E será que neste mundo em transformação, com os algoritmos a comandarem as operações, e o surgimento de robôs humanóides poderá colocar em causa o trabalho de atores reais? Será que no futuro poderemos contar com prémios de interpretação divididos entre atores reais e robôs servidos por Inteligência Artificial (IA)? Dan Stevens não tem dúvidas que a indústria, seguindo a sociedade, irá tentar repetidamente isso, mas acredita que o “toque humano” será sempre especial e “essencial“. “Existe aquele lado humano – seja o que isso for – que especialmente sente-se nos filmes sobre o amor e o romance. A essência desses filmes é a humanidade, aquela capacidade de falhar e de criar um relacionamento estranho. Tenho a certeza que os robôs e a IA vão chegar muito perto de reproduzir isso, mas creio que haverá sempre algo que faltará. Bem, pelo menos espero que isso aconteça”, explica Stevens entre risos.

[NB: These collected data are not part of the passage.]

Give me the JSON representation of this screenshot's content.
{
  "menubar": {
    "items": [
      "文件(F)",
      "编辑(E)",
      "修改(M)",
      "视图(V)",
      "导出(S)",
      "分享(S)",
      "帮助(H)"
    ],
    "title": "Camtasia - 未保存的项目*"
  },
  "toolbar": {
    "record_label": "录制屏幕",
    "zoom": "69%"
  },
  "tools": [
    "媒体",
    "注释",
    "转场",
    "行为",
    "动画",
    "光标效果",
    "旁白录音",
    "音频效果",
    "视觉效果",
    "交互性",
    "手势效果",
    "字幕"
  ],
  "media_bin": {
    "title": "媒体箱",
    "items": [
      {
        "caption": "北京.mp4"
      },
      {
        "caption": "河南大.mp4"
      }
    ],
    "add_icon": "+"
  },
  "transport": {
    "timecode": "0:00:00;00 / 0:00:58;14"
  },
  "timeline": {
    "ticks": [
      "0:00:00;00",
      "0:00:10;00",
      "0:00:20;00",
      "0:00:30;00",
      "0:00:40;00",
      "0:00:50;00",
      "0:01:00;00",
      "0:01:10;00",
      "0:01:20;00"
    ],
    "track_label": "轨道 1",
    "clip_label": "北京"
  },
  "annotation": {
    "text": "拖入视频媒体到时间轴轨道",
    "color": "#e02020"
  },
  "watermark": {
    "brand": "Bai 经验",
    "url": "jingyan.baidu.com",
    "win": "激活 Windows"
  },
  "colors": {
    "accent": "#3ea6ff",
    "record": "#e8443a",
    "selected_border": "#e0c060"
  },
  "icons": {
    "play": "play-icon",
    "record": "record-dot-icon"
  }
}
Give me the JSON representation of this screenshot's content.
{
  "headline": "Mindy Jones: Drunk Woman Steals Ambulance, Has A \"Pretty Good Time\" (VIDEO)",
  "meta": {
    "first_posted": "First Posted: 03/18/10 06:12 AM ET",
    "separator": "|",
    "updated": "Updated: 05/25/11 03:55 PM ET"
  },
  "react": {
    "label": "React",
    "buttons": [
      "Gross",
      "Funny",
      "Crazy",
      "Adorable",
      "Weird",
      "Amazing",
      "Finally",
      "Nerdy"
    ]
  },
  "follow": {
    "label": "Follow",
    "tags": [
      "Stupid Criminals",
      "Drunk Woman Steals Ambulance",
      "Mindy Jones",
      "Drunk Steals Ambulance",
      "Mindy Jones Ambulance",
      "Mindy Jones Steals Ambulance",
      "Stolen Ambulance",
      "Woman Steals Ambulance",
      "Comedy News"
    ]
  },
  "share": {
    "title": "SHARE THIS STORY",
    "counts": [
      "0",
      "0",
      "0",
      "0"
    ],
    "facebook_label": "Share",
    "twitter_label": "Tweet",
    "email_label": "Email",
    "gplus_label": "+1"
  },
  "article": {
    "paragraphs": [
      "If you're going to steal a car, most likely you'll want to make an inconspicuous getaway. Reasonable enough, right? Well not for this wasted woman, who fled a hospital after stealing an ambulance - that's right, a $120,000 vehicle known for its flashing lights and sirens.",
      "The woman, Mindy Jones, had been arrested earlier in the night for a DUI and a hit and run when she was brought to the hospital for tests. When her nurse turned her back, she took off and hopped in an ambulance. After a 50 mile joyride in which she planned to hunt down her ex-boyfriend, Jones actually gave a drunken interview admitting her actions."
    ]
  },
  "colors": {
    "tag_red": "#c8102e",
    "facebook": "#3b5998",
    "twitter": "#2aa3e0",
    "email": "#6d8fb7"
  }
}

Mais curiosa foi a resposta da realizadora Maria Schrader a uma questão semelhante, já que o trabalho dos argumentistas e realizadores poderá ser muito influenciado pelo “algoritmo do gosto“. Schrader acredita que o trabalho e a visão dos argumentistas e realizadores de cinema de autor, onde insere este filme, vai permanecer, mas reconhece que nas obras mais comerciais feitas para o Cinema ou para as plataformas de streaming, esse cenário vai acontecer. Como exemplo ela explicou-nos que este “I’m Your Man” foi construído totalmente com a sua visão e com a do outro argumentista, Jan Schomburg, mas que recentemente, quando trabalhou para a Netflix em “Unorthodox“, realmente sentiu que no pós-produção a força dos produtores e da plataforma sobrepuseram-se às suas opções artísticas e pessoais.